Someone jumped. Someone took it upon themselves to decide their life had no more meaning or purpose. How could they have known what opportunities may lay in the days ahead? Who did they leave behind? Who, if anybody, loved them? Did they have children? These are the thoughts running through my mind. I wasn't bothered by the fact that there was a body on the highway. I was angry. I was angry that someone took the easy way out of trouble.That was 3:00pm.

I carried these feeling with me back to Richmond. It was Friday evening when Phillip told me his account that morning. I didn't mention mine until this morning, Saturday. Had we came across the same person? We talked about it. I said it shouldn't be, the suicide victim was from Chesterfield.
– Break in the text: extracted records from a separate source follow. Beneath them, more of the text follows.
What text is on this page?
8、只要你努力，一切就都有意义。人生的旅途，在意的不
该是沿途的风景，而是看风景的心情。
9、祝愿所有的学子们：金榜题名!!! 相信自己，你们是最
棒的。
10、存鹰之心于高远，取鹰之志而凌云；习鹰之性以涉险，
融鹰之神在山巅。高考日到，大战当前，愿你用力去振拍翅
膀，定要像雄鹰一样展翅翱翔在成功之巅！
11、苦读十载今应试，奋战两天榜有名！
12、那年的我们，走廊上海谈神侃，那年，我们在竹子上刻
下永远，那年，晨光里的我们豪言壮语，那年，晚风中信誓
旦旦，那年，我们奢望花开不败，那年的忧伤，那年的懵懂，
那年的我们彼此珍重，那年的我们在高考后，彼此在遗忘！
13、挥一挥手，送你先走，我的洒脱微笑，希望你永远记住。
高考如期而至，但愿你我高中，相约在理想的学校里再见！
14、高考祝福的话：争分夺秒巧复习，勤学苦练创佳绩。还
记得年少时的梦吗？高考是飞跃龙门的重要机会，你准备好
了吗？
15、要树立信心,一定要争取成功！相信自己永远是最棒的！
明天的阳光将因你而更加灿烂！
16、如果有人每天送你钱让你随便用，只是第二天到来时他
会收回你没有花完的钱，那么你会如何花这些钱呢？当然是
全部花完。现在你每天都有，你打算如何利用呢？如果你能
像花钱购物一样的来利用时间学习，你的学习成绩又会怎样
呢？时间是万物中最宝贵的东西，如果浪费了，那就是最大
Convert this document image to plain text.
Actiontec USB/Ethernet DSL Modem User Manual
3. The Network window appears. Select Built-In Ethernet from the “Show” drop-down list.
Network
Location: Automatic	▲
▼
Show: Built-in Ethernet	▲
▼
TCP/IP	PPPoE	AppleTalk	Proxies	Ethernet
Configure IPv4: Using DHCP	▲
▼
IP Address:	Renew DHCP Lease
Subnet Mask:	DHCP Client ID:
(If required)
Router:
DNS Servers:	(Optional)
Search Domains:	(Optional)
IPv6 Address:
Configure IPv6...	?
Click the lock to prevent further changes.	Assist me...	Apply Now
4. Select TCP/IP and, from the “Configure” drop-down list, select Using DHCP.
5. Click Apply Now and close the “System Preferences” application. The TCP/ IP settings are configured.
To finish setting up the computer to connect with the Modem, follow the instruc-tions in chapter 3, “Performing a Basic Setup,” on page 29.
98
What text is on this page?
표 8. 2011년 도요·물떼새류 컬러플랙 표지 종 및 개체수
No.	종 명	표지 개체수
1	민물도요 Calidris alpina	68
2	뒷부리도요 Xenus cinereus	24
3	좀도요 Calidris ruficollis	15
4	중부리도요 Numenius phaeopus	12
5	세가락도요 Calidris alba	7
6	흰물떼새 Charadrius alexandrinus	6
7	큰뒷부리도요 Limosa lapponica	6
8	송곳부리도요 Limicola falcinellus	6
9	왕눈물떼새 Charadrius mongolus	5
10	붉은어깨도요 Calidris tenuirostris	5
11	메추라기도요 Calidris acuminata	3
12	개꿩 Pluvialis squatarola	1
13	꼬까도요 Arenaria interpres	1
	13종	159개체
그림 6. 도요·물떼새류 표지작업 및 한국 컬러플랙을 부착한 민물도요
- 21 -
Phillip said the guy he met mentioned he was from Chesterfield. I asked his name, he said he regrets he didn't ask.

Late yesterday  Phillip's girlfriend's mother called him to let him know that there was a mix up with the id cards in the car accident, his girlfriend was not dead but in critical condition in a D.C. area hospital. She called again at 9:30 this morning to tell Phillip that his girlfriend hadn't lived through the night.

As I've been writing this I've been in phone conversation with Phillip. I'm encouraging him to stay strong, that it's the end of a chapter, not the end of the book. I've asked him not to get drunk, that the alcohol will only intensify the turmoil and grief in his mind. I remind him that people care about him, that people will miss him. Do not surrender!

Only time will tell how the wounds heal. I'm not sure what's happening, only that this has been forced upon me so much in the last few days that I cannot ignore it. I must write, hoping that through my words someone may find encouragement to keep going. Do not surrender!